Compared to the left hemisphere, the right hemisphere is considered to have a better spatial perception, greater ability to process several tasks simultaneously, to be more "musical" and "artistic", to have a better intuitive ability, and to be more adept at understanding emotional cues.
The right hemisphere is responsible for the melody of language (prosody) with emphasis, phrasing and emotional charge. The right hemisphere seems to be particularly interested in what is happening in the left half of the field of view and in faces!!

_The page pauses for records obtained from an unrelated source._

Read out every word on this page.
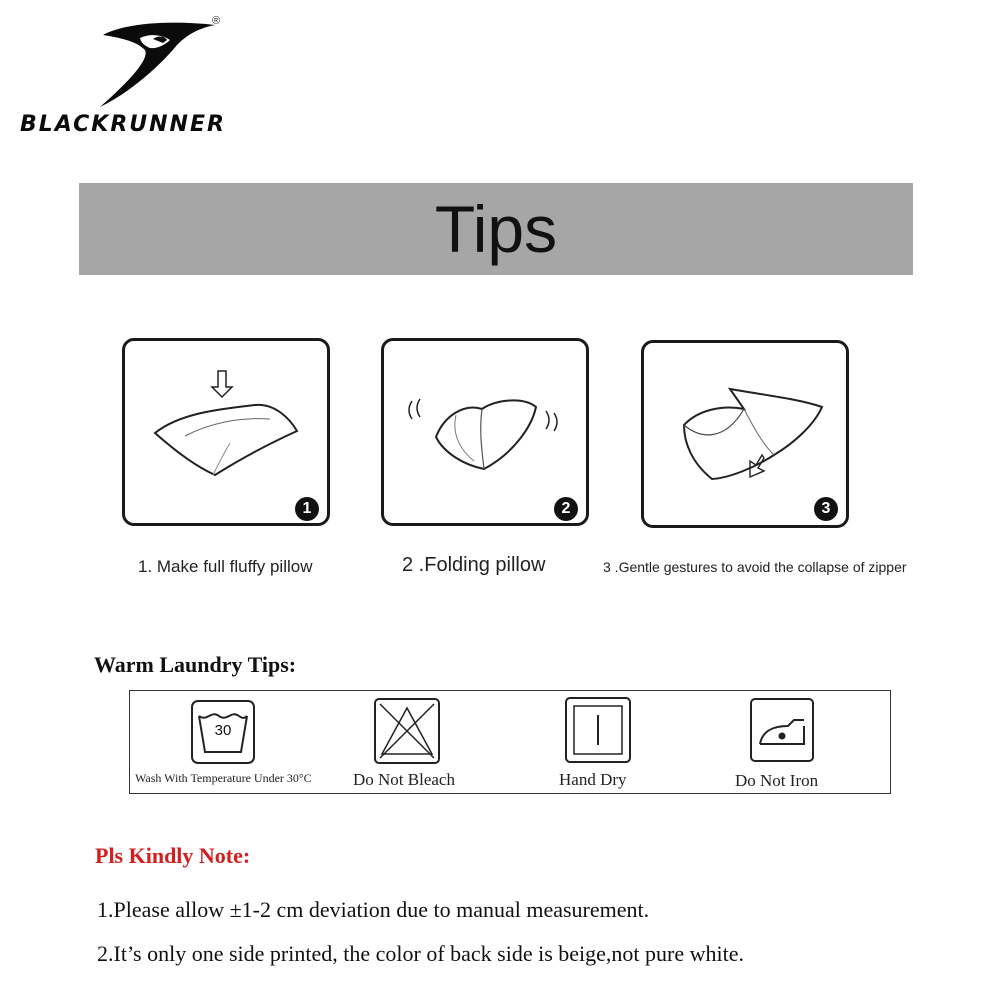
®
BLACKRUNNER
Tips
1
1. Make full fluffy pillow
2
2 .Folding pillow
3
3 .Gentle gestures to avoid the collapse of zipper
Warm Laundry Tips:
30
Wash With Temperature Under 30°C Do Not Bleach	Hand Dry	Do Not Iron
Pls Kindly Note:
1.Please allow ±1-2 cm deviation due to manual measurement.
2.It’s only one side printed, the color of back side is beige,not pure white.
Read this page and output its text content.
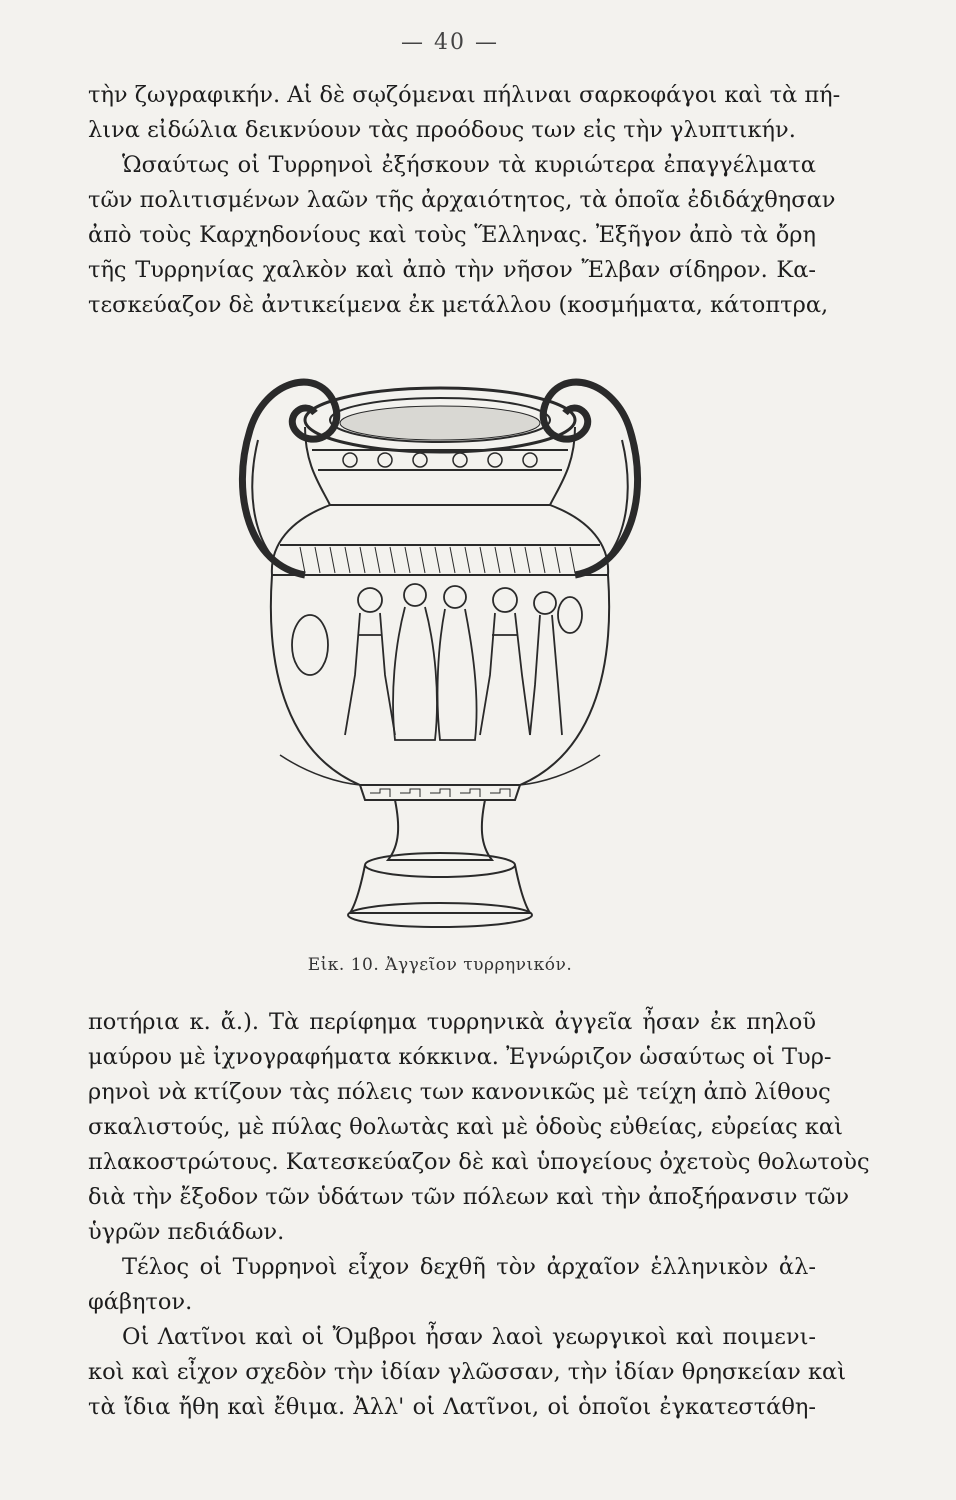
— 40 —
τὴν ζωγραφικήν. Αἱ δὲ σῳζόμεναι πήλιναι σαρκοφάγοι καὶ τὰ πή-
λινα εἰδώλια δεικνύουν τὰς προόδους των εἰς τὴν γλυπτικήν.
Ὡσαύτως οἱ Τυρρηνοὶ ἐξήσκουν τὰ κυριώτερα ἐπαγγέλματα
τῶν πολιτισμένων λαῶν τῆς ἀρχαιότητος, τὰ ὁποῖα ἐδιδάχθησαν
ἀπὸ τοὺς Καρχηδονίους καὶ τοὺς Ἕλληνας. Ἐξῆγον ἀπὸ τὰ ὄρη
τῆς Τυρρηνίας χαλκὸν καὶ ἀπὸ τὴν νῆσον Ἔλβαν σίδηρον. Κα-
τεσκεύαζον δὲ ἀντικείμενα ἐκ μετάλλου (κοσμήματα, κάτοπτρα,
Εἰκ. 10. Ἀγγεῖον τυρρηνικόν.
ποτήρια κ. ἄ.). Τὰ περίφημα τυρρηνικὰ ἀγγεῖα ἦσαν ἐκ πηλοῦ
μαύρου μὲ ἰχνογραφήματα κόκκινα. Ἐγνώριζον ὡσαύτως οἱ Τυρ-
ρηνοὶ νὰ κτίζουν τὰς πόλεις των κανονικῶς μὲ τείχη ἀπὸ λίθους
σκαλιστούς, μὲ πύλας θολωτὰς καὶ μὲ ὁδοὺς εὐθείας, εὐρείας καὶ
πλακοστρώτους. Κατεσκεύαζον δὲ καὶ ὑπογείους ὀχετοὺς θολωτοὺς
διὰ τὴν ἔξοδον τῶν ὑδάτων τῶν πόλεων καὶ τὴν ἀποξήρανσιν τῶν
ὑγρῶν πεδιάδων.
Τέλος οἱ Τυρρηνοὶ εἶχον δεχθῆ τὸν ἀρχαῖον ἑλληνικὸν ἀλ-
φάβητον.
Οἱ Λατῖνοι καὶ οἱ Ὄμβροι ἦσαν λαοὶ γεωργικοὶ καὶ ποιμενι-
κοὶ καὶ εἶχον σχεδὸν τὴν ἰδίαν γλῶσσαν, τὴν ἰδίαν θρησκείαν καὶ
τὰ ἴδια ἤθη καὶ ἔθιμα. Ἀλλ' οἱ Λατῖνοι, οἱ ὁποῖοι ἐγκατεστάθη-
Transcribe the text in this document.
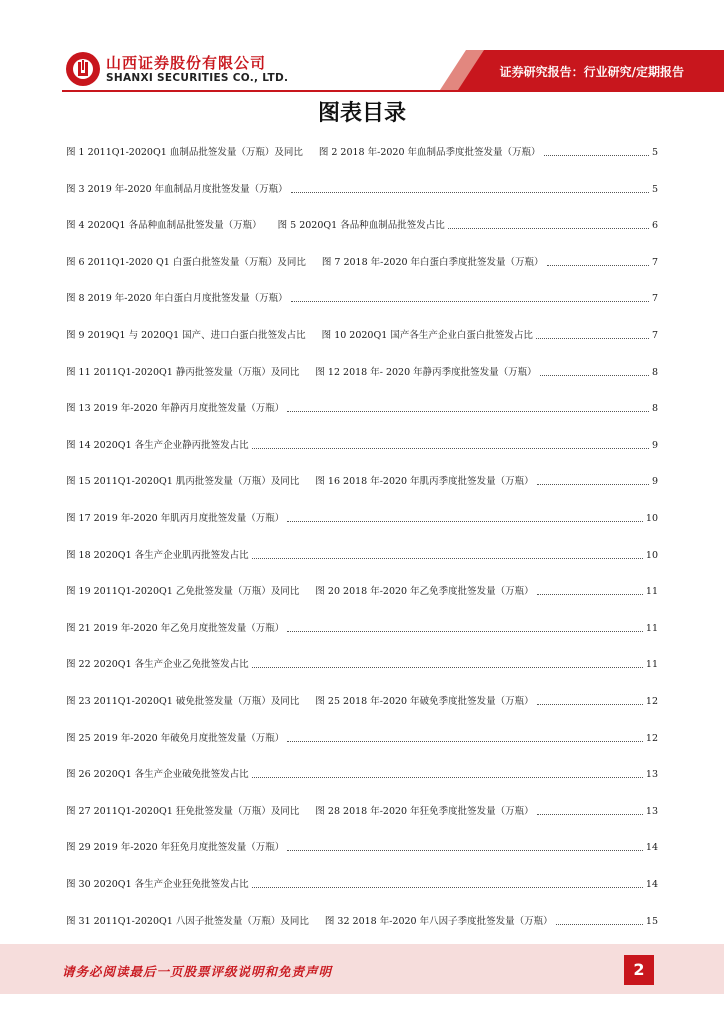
山西证券股份有限公司
SHANXI SECURITIES CO., LTD.	证券研究报告：行业研究/定期报告
图表目录
图 1 2011Q1-2020Q1 血制品批签发量（万瓶）及同比 图 2 2018 年-2020 年血制品季度批签发量（万瓶）	5
图 3 2019 年-2020 年血制品月度批签发量（万瓶）	5
图 4 2020Q1 各品种血制品批签发量（万瓶） 图 5 2020Q1 各品种血制品批签发占比	6
图 6 2011Q1-2020 Q1 白蛋白批签发量（万瓶）及同比 图 7 2018 年-2020 年白蛋白季度批签发量（万瓶）	7
图 8 2019 年-2020 年白蛋白月度批签发量（万瓶）	7
图 9 2019Q1 与 2020Q1 国产、进口白蛋白批签发占比 图 10 2020Q1 国产各生产企业白蛋白批签发占比	7
图 11 2011Q1-2020Q1 静丙批签发量（万瓶）及同比 图 12 2018 年- 2020 年静丙季度批签发量（万瓶）	8
图 13 2019 年-2020 年静丙月度批签发量（万瓶）	8
图 14 2020Q1 各生产企业静丙批签发占比	9
图 15 2011Q1-2020Q1 肌丙批签发量（万瓶）及同比 图 16 2018 年-2020 年肌丙季度批签发量（万瓶）	9
图 17 2019 年-2020 年肌丙月度批签发量（万瓶）	10
图 18 2020Q1 各生产企业肌丙批签发占比	10
图 19 2011Q1-2020Q1 乙免批签发量（万瓶）及同比 图 20 2018 年-2020 年乙免季度批签发量（万瓶）	11
图 21 2019 年-2020 年乙免月度批签发量（万瓶）	11
图 22 2020Q1 各生产企业乙免批签发占比	11
图 23 2011Q1-2020Q1 破免批签发量（万瓶）及同比 图 25 2018 年-2020 年破免季度批签发量（万瓶）	12
图 25 2019 年-2020 年破免月度批签发量（万瓶）	12
图 26 2020Q1 各生产企业破免批签发占比	13
图 27 2011Q1-2020Q1 狂免批签发量（万瓶）及同比 图 28 2018 年-2020 年狂免季度批签发量（万瓶）	13
图 29 2019 年-2020 年狂免月度批签发量（万瓶）	14
图 30 2020Q1 各生产企业狂免批签发占比	14
图 31 2011Q1-2020Q1 八因子批签发量（万瓶）及同比 图 32 2018 年-2020 年八因子季度批签发量（万瓶）	15
请务必阅读最后一页股票评级说明和免责声明	2
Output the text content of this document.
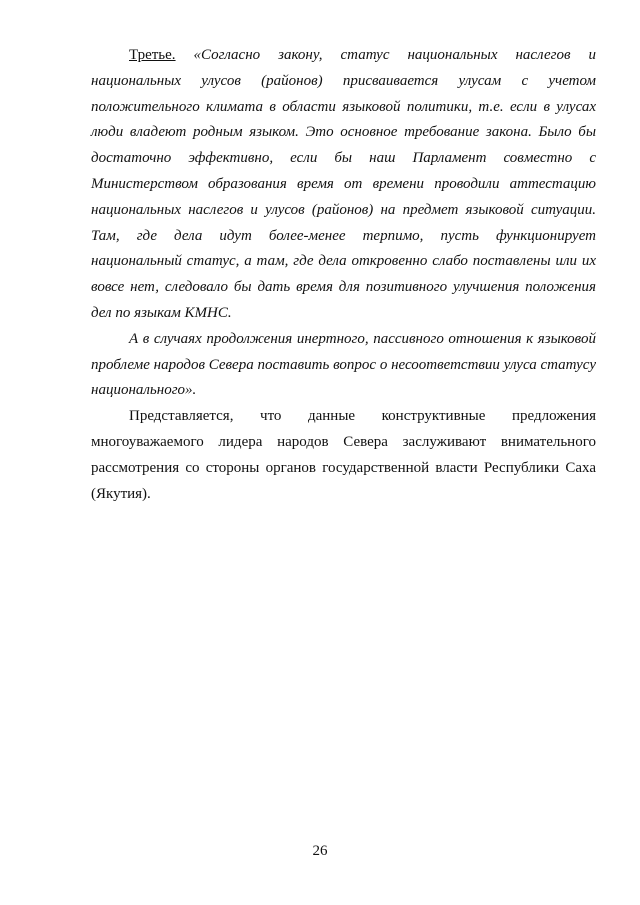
Третье. «Согласно закону, статус национальных наслегов и национальных улусов (районов) присваивается улусам с учетом положительного климата в области языковой политики, т.е. если в улусах люди владеют родным языком. Это основное требование закона. Было бы достаточно эффективно, если бы наш Парламент совместно с Министерством образования время от времени проводили аттестацию национальных наслегов и улусов (районов) на предмет языковой ситуации. Там, где дела идут более-менее терпимо, пусть функционирует национальный статус, а там, где дела откровенно слабо поставлены или их вовсе нет, следовало бы дать время для позитивного улучшения положения дел по языкам КМНС.

А в случаях продолжения инертного, пассивного отношения к языковой проблеме народов Севера поставить вопрос о несоответствии улуса статусу национального».

Представляется, что данные конструктивные предложения многоуважаемого лидера народов Севера заслуживают внимательного рассмотрения со стороны органов государственной власти Республики Саха (Якутия).

26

Under normal conditions, the activities in the two hemispheres are extremely well coordinated via signal traffic in the 300-400 million nerve fibers of the brain beam.
The data on the different properties of the hemispheres are based primarily on observations of people born without a brain beam (corpus callosum agenesis) and those where the brain beam for some reason, usually severe worsening epilepsy, has been neurosurgically cut off.
The pioneer scientist in this field is R. W. Sperry, Nobel Prize in 1981.